Der Senat folgt grundsätzlich der Rechtsauffassung, wie sie im Beschluss des Großen Senats des Bundesfinanzhofs vom 25. Februar 1991 GrS 7/89, BStBl II 1991, 691 (700) - zum Ausdruck kommt. Hiernach gilt auch steuerrechtlich für Personenhandelsgesellschaften der Grundsatz, dass mittelbare Beteiligungen an Gesellschaften unmittelbaren nicht gleichzusetzen sind. Als Ausnahme gilt jedoch, wenn sich die Gleichstellung aus Sinn und Zweck der gesetzlichen Vorschrift eindeutig ergibt. Insoweit sieht der Senat die besondere Situation des § 15 Abs. 4 EStG, der zum beschränkten Verlustabzug bei Verlusten aus gewerblicher Tierzucht und Tierhaltung führt und der bewirkt, dass während des laufenden Betriebs auch bei mehrstöckigen Gesellschaften die Qualifizierung als Tierzuchtverlust bestehen bleibt. Entsprechend hat sich auch der Beklagte bezüglich der laufenden Verluste verhalten. Zur Aufhebung der beschränkten Verlustabzugsmöglichkeit ist es dann aber zwingend geboten, dass bei der Anteilsveräußerung von Anteilen an der Obergesellschaft der entsprechende Durchgriff auf die Untergesellschaft erfolgt.

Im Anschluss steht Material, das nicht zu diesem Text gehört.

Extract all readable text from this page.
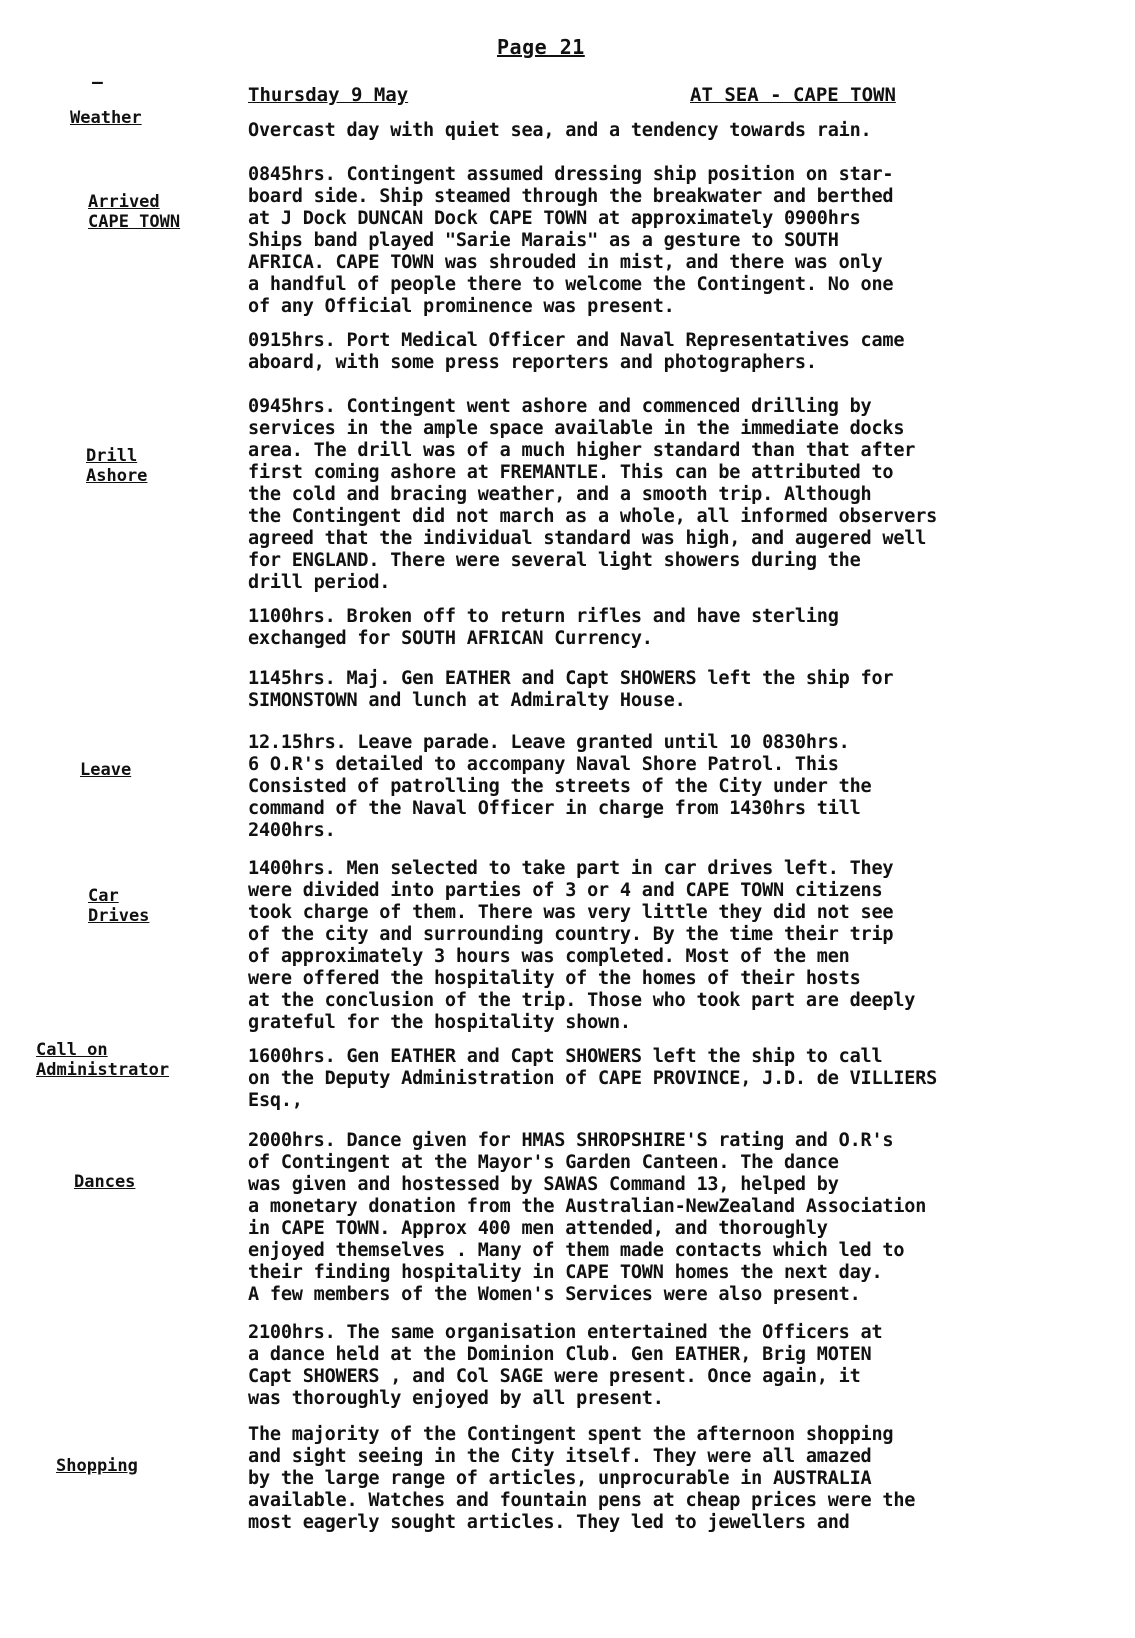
Page 21
—
Thursday 9 May	AT SEA - CAPE TOWN
Weather
Arrived
CAPE TOWN
Drill
Ashore
Leave
Car
Drives
Call on
Administrator
Dances
Shopping
Overcast day with quiet sea, and a tendency towards rain.
0845hrs. Contingent assumed dressing ship position on star-
board side. Ship steamed through the breakwater and berthed
at J Dock DUNCAN Dock CAPE TOWN at approximately 0900hrs
Ships band played "Sarie Marais" as a gesture to SOUTH
AFRICA. CAPE TOWN was shrouded in mist, and there was only
a handful of people there to welcome the Contingent. No one
of any Official prominence was present.
0915hrs. Port Medical Officer and Naval Representatives came
aboard, with some press reporters and photographers.
0945hrs. Contingent went ashore and commenced drilling by
services in the ample space available in the immediate docks
area. The drill was of a much higher standard than that after
first coming ashore at FREMANTLE. This can be attributed to
the cold and bracing weather, and a smooth trip. Although
the Contingent did not march as a whole, all informed observers
agreed that the individual standard was high, and augered well
for ENGLAND. There were several light showers during the
drill period.
1100hrs. Broken off to return rifles and have sterling
exchanged for SOUTH AFRICAN Currency.
1145hrs. Maj. Gen EATHER and Capt SHOWERS left the ship for
SIMONSTOWN and lunch at Admiralty House.
12.15hrs. Leave parade. Leave granted until 10 0830hrs.
6 O.R's detailed to accompany Naval Shore Patrol. This
Consisted of patrolling the streets of the City under the
command of the Naval Officer in charge from 1430hrs till
2400hrs.
1400hrs. Men selected to take part in car drives left. They
were divided into parties of 3 or 4 and CAPE TOWN citizens
took charge of them. There was very little they did not see
of the city and surrounding country. By the time their trip
of approximately 3 hours was completed. Most of the men
were offered the hospitality of the homes of their hosts
at the conclusion of the trip. Those who took part are deeply
grateful for the hospitality shown.
1600hrs. Gen EATHER and Capt SHOWERS left the ship to call
on the Deputy Administration of CAPE PROVINCE, J.D. de VILLIERS
Esq.,
2000hrs. Dance given for HMAS SHROPSHIRE'S rating and O.R's
of Contingent at the Mayor's Garden Canteen. The dance
was given and hostessed by SAWAS Command 13, helped by
a monetary donation from the Australian-NewZealand Association
in CAPE TOWN. Approx 400 men attended, and thoroughly
enjoyed themselves . Many of them made contacts which led to
their finding hospitality in CAPE TOWN homes the next day.
A few members of the Women's Services were also present.
2100hrs. The same organisation entertained the Officers at
a dance held at the Dominion Club. Gen EATHER, Brig MOTEN
Capt SHOWERS , and Col SAGE were present. Once again, it
was thoroughly enjoyed by all present.
The majority of the Contingent spent the afternoon shopping
and sight seeing in the City itself. They were all amazed
by the large range of articles, unprocurable in AUSTRALIA
available. Watches and fountain pens at cheap prices were the
most eagerly sought articles. They led to jewellers and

Nach allem war der während des Klageverfahrens am 25. Mai 2000 geänderte und zum Gegenstand des Klageverfahrens erklärte Feststellungsbescheid entsprechend dem Klagantrag zuändern.
Die Kostenentscheidung folgt aus § 135 Abs. 1 Finanzgerichtsordnung FGO -. Die Anordnung der vorläufigen Vollstreckbarkeit folgt aus §§ 151, 155 FGO i.V.m.§§ 708 Nr. 10, 711 Zivilprozessordnung.